I am the new girl.  And while this is not a novel circumstance, everything in me wants to scamper back to where I came from, to the place where I was safely sheltered in the concrete corners of urban streets cradled gently in the hammock of amiable familiarity and immaculate anonymity.    I have been uprooted and it is disorienting and unnerving. 

On city streets in late afternoon, the world hurries on.  In that place, on those days people passed hastily on broken stone boulevards their movement serving as fuel for the composition of symphonies and stories in my mind.  The man in the dark coat and worn boots striking puddles with great intent, was he the hero of his own narrative?  And the ginger haired twentysomething, lithe and unlined by time, was her scenario one of simplicity and ease, or a complex tale of intrigue and strife?  Might he be the love of someone’s life?  Was she destined to change the world?

I always worried that someone would notice me, but I remained  unknown.  In the place I came from I was not new.  In the place I find myself on this murky morning I am the new girl, and I feel strangely restless and increasingly exposed, as if the cadence within me is increasingly out of tempo with the unhurried gait of the outside world. 

I have spoken of this transition often as of late.  I have made note of its impact on my children and on the dynamics of our family, and I have spoken about its imprint on my own life, and if I’m to be honest, these mountains unmoved are growing tiresome.  I am restless, as if I haven’t really met myself yet, as if perhaps in the last stop on my journey I may have caught a glimpse of my image in the fog only to have it disappear again into the mist.  It is gritty and uncomfortable but it is also the truth, and as I navigate through these emotions to make sense of them, I fully embrace the knowledge that even in the wilderness of transition there is a Shepherd.

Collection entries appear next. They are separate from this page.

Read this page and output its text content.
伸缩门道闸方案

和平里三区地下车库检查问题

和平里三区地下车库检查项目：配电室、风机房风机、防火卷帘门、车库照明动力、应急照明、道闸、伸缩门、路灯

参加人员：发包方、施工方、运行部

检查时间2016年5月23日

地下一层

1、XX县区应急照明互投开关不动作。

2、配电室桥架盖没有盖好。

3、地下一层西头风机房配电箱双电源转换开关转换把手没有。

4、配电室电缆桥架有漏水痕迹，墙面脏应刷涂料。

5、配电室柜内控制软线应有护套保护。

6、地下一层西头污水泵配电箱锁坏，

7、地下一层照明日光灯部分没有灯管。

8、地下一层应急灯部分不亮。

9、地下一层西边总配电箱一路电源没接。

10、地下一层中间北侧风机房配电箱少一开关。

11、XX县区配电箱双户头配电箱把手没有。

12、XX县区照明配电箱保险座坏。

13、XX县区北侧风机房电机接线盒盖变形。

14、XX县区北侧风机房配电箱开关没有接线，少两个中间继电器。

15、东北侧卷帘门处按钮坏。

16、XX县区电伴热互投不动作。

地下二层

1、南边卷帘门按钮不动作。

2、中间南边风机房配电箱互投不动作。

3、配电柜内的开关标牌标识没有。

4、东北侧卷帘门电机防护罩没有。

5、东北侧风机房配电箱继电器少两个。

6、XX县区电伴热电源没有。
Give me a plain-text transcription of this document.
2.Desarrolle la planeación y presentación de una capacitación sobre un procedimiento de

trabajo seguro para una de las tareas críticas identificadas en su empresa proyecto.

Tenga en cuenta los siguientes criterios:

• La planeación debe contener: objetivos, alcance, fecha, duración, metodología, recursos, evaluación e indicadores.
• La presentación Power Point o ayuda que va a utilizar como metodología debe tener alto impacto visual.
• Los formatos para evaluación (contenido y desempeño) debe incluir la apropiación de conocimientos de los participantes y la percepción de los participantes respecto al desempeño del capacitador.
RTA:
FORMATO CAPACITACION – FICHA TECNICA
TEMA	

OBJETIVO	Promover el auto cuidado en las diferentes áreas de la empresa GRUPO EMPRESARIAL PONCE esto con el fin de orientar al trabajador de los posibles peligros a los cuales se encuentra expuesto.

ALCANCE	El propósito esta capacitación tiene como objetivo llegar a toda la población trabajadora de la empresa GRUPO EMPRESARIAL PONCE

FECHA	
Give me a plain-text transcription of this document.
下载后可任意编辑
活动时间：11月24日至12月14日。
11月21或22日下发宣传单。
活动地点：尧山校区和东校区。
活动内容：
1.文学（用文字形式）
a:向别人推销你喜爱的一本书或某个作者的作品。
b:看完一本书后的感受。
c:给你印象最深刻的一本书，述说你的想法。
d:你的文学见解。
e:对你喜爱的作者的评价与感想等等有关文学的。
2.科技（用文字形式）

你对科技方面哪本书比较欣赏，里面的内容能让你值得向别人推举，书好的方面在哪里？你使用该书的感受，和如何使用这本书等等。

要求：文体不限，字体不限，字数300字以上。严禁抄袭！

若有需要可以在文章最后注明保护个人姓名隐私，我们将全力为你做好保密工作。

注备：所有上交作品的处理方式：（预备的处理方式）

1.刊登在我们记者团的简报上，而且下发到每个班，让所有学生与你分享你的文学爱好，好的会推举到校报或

In transition and loss there is separation and the exploration of emotion related to what was and what is to come.  In transition there is a time of marked numbness and disorientation as we find ourselves detached from the old life, but not yet established in the new.  Transition is a desert of sorts, but God is familiar with the desert.  And though it is painful, it is equally providential as the protective love of the Shepherd serves to fortify us with hope and courage to face the interior journey of transition. 

Change is not easy, though we wish it were so.  It requires no less than the willingness to surrender, to sit in the uncomfortable void, trusting that even as we cry and rage, we are exactly where we need to be.  I am the new girl, and I will find peace in Him when I’m confronting the unfamiliar and when it seems the clock is ticking on unanswered prayers.  I am the new girl, and what I am coming to understand is that this undefined yearning is what it feels like to grow.  And though I am not certain as to what the coming days will bring, I will find rest in Him because in the arms of the Father there is no place for uncertainty.  I am the new girl, but the story isn’t over, and for all of the seeds sown in this season there will be gardens grown in seasons to come.